2. The method according to claim 1, wherein the generating a second image from the first image based on the first occlusion relation, in particular comprises:

when the first shielding relation is that the non-target hand shields the target hand, removing part or all of the visible area of the non-target hand from the first image, complementing the shielded area of the target hand, and generating a second image;

and when the first occlusion relation is that the target hand occludes the non-target hand, removing part or all of the visible area of the non-target hand from the first image, and generating a second image.

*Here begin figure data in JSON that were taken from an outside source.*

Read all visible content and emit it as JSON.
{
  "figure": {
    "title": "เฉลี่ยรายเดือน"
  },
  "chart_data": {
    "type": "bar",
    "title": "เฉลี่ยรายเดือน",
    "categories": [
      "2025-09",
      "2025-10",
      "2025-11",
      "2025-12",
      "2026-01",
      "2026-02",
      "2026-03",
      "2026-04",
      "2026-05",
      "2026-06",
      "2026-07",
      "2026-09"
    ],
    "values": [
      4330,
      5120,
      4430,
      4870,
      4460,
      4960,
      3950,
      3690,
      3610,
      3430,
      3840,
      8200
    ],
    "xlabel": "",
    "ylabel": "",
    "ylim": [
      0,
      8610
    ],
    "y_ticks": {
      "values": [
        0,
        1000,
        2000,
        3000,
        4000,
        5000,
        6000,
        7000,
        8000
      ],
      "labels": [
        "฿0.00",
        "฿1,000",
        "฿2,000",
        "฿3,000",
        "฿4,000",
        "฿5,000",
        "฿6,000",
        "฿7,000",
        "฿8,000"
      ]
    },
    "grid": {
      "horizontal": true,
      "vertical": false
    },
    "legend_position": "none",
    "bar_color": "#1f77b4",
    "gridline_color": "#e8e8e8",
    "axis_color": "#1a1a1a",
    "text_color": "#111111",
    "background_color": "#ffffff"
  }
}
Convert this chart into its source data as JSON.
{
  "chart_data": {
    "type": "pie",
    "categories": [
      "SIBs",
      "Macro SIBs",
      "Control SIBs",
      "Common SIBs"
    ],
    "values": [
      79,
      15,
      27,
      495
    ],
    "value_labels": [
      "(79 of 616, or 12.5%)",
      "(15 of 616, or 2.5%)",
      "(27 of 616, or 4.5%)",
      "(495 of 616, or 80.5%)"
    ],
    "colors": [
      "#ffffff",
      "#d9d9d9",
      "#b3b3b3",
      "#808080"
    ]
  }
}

3. The method according to claim 2, wherein said complementing the area of the target hand that is obscured comprises:

determining filling information from the part of the target hand which is not covered;

and filling the filling information into the covered area of the target hand.

4. A method according to claim 3, wherein the padding information comprises one or more of: color and texture features of the portion of the target hand that is not obscured.

5. The method according to claim 1, wherein determining the hand gesture of the user from the second image comprises:

extracting one or more hand joints from the second image;

determining coordinates of the one or more hand joint points in a 3D space;

and determining the hand gesture of the user based on the coordinates of the one or more hand joints in the 3D space.

6. An electronic device, comprising: one or more processors and one or more memories; the one or more memories coupled to the one or more processors, the one or more memories for storing a computer executable program that, when executed by the one or more processors, causes the electronic device to perform the method of any of claims 1-5.

7. A chip system comprising processing circuitry and interface circuitry, the interface circuitry to receive code instructions and to transmit to the processing circuitry, the processing circuitry to execute the code instructions to cause the chip system to perform the method of any of claims 1-5.

8. A computer readable storage medium comprising a computer executable program which, when run on an electronic device, causes the electronic device to perform the method of any one of claims 1-5.